Samstag, 19. September 2009

Der wahre Charme von Montréal

Montréal ist eher hässlich anzusehen, vor allem für europäische Touristen, die hier nach der „historischen Innenstadt“ suchen oder der „Einkaufsmeile“ oder gar nach nennenswerten Kunstwerken, Museen, architektonischen Schönheiten oder einfach nur romantischen Sträßchen, in denen man gut bummeln kann. Nicht, dass es all dies nicht gäbe: es hält sich nur eher versteckt wie eine scheue Katze, die erst mal im Hinterhalt wartet, bevor sie sich von x-beliebigen Fremden mit einem Stadtplan in der Hand streicheln lassen würde. Manche Leute behaupten, dass man Montreal nicht zeigen kann, man kann es nur erleben, und haben damit nicht unrecht.
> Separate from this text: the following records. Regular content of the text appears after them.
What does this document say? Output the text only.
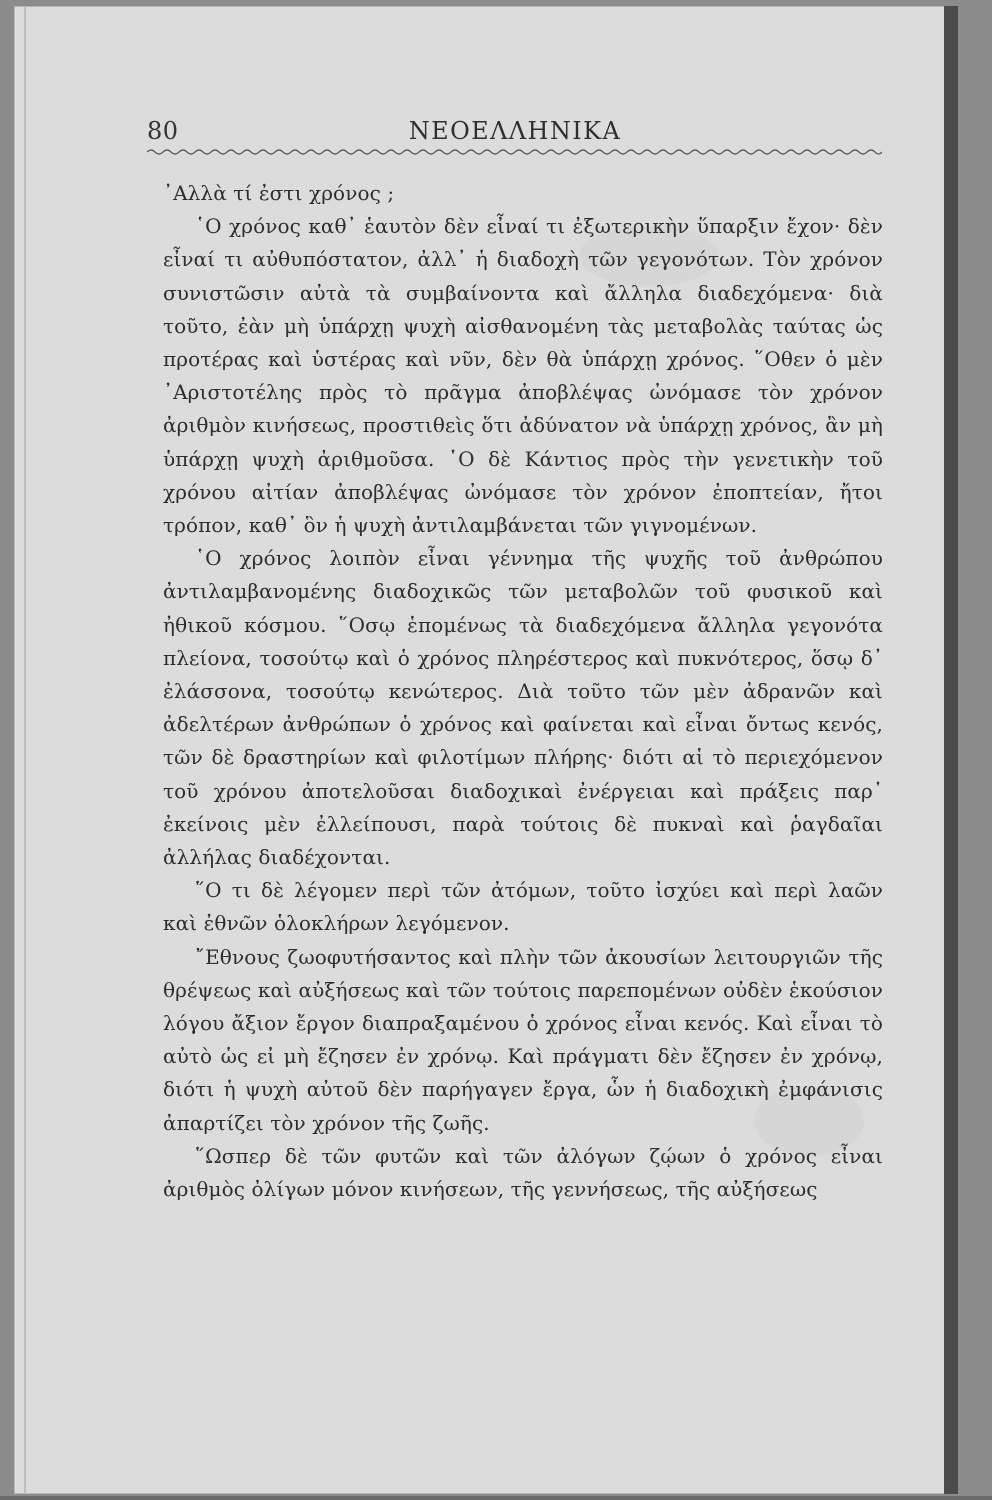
80	ΝΕΟΕΛΛΗΝΙΚΑ

᾿Αλλὰ τί ἐστι χρόνος ;

῾Ο χρόνος καθ᾿ ἑαυτὸν δὲν εἶναί τι ἐξωτερικὴν ὕπαρξιν ἔχον· δὲν εἶναί τι αὐθυπόστατον, ἀλλ᾿ ἡ διαδοχὴ τῶν γεγονότων. Τὸν χρόνον συνιστῶσιν αὐτὰ τὰ συμβαίνοντα καὶ ἄλληλα διαδεχόμενα· διὰ τοῦτο, ἐὰν μὴ ὑπάρχῃ ψυχὴ αἰσθανομένη τὰς μεταβολὰς ταύτας ὡς προτέρας καὶ ὑστέρας καὶ νῦν, δὲν θὰ ὑπάρχῃ χρόνος. ῞Οθεν ὁ μὲν ᾿Αριστοτέλης πρὸς τὸ πρᾶγμα ἀποβλέψας ὠνόμασε τὸν χρόνον ἀριθμὸν κινήσεως, προστιθεὶς ὅτι ἀδύνατον νὰ ὑπάρχῃ χρόνος, ἂν μὴ ὑπάρχῃ ψυχὴ ἀριθμοῦσα. ῾Ο δὲ Κάντιος πρὸς τὴν γενετικὴν τοῦ χρόνου αἰτίαν ἀποβλέψας ὠνόμασε τὸν χρόνον ἐποπτείαν, ἤτοι τρόπον, καθ᾿ ὃν ἡ ψυχὴ ἀντιλαμβάνεται τῶν γιγνομένων.

῾Ο χρόνος λοιπὸν εἶναι γέννημα τῆς ψυχῆς τοῦ ἀνθρώπου ἀντιλαμβανομένης διαδοχικῶς τῶν μεταβολῶν τοῦ φυσικοῦ καὶ ἠθικοῦ κόσμου. ῞Οσῳ ἑπομένως τὰ διαδεχόμενα ἄλληλα γεγονότα πλείονα, τοσούτῳ καὶ ὁ χρόνος πληρέστερος καὶ πυκνότερος, ὅσῳ δ᾿ ἐλάσσονα, τοσούτῳ κενώτερος. Διὰ τοῦτο τῶν μὲν ἀδρανῶν καὶ ἀδελτέρων ἀνθρώπων ὁ χρόνος καὶ φαίνεται καὶ εἶναι ὄντως κενός, τῶν δὲ δραστηρίων καὶ φιλοτίμων πλήρης· διότι αἱ τὸ περιεχόμενον τοῦ χρόνου ἀποτελοῦσαι διαδοχικαὶ ἐνέργειαι καὶ πράξεις παρ᾿ ἐκείνοις μὲν ἐλλείπουσι, παρὰ τούτοις δὲ πυκναὶ καὶ ῥαγδαῖαι ἀλλήλας διαδέχονται.

῞Ο τι δὲ λέγομεν περὶ τῶν ἀτόμων, τοῦτο ἰσχύει καὶ περὶ λαῶν καὶ ἐθνῶν ὁλοκλήρων λεγόμενον.

῎Εθνους ζωοφυτήσαντος καὶ πλὴν τῶν ἀκουσίων λειτουργιῶν τῆς θρέψεως καὶ αὐξήσεως καὶ τῶν τούτοις παρεπομένων οὐδὲν ἑκούσιον λόγου ἄξιον ἔργον διαπραξαμένου ὁ χρόνος εἶναι κενός. Καὶ εἶναι τὸ αὐτὸ ὡς εἰ μὴ ἔζησεν ἐν χρόνῳ. Καὶ πράγματι δὲν ἔζησεν ἐν χρόνῳ, διότι ἡ ψυχὴ αὐτοῦ δὲν παρήγαγεν ἔργα, ὧν ἡ διαδοχικὴ ἐμφάνισις ἀπαρτίζει τὸν χρόνον τῆς ζωῆς.

῞Ωσπερ δὲ τῶν φυτῶν καὶ τῶν ἀλόγων ζῴων ὁ χρόνος εἶναι ἀριθμὸς ὀλίγων μόνον κινήσεων, τῆς γεννήσεως, τῆς αὐξήσεως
Vielleicht muss man einfach ganz ohne touristische Erwartungen an einem Sonntag Nachmittag im Park am Fuße des Mont Royals sitzen und den Tamtams zuhören, die dort fiebrig-rhythmisch spielen, während der kleine Strolch sich bei den fliegenden Händlern ein Lederarmband mit einem eingeritzten Drachen drauf kauft. Oder vor Weihnachten im alten Hafenbecken Schlittschuh laufen, während ein Feuerwerk in die Luft steigt und Leute an einer beheizten Bar Cocktails trinken. Oder man muss einfach wie Lilli und Monsieur diesen Sommer Hand in Hand durch die Innenstadt spazieren, nachdem sie das neue Westin-Hotel ausspioniert hatten (mit Monitoren in der Eingangshalle, die die Ankunfts- und Abflugzeiten des Flughafens zeigen, sehr international), unter einem Baugerüst durchlaufen und dabei lachen, weil eine Bewegung von oben sie fürchten lässt, dass jetzt gleich etwas auf sie herunterfällt und – nachdem sie gleichzeitig und immer noch Hand in Hand auf die Seite gesprungen sind – von einem Passanten ein „Vous faites un beau couple“ („Sie sind ein schönes Paar“) zugeworfen bekommen. Ping, einfach so, wird ein kleines Kompliment gestreut wie ein Blütenblatt bei einer Hochzeit, ein Konfetti beim Kindergeburtstag. Das, liebe Leute, macht den wahren Charme von Montréal aus, nicht das neue Messezentrum, die neue Bibliothek oder der Brunnen von Riopelle, der zu jeder vollen Stunde Feuer spuckt. Es ist diese Großzügigkeit der Leute, die für den Bruchteil einer Sekunde unseren Weg kreuzen, die Augen wohlwollend statt mürrisch auf uns ruhen lassen, uns zuzwinkern und dann wieder in der Anonymität der Großstadt verschwinden. Das, und vielleicht die frischen Bagel der Rue Saint-Viateur, in die Lilli jetzt nur noch kommt, wenn sie zum Zahnarzt muss.

Über Lilli

Laufen ist denken, manchmal auch überlegen, immer aber sich erneuern. Eine neue Sicht auf die Dinge erlangen, die uns bewegen. Laufen ist manchmal auch davonlaufen, für eine Weile wenigstens, bevor man wieder heimkommt zu Mann und Kindern, Wäsche und Kochtopf, zu den eigenen Macken und all den bunten Schnipseln, die ein Leben so ausmachen. Laufen ist das beste Beobachten, das es gibt.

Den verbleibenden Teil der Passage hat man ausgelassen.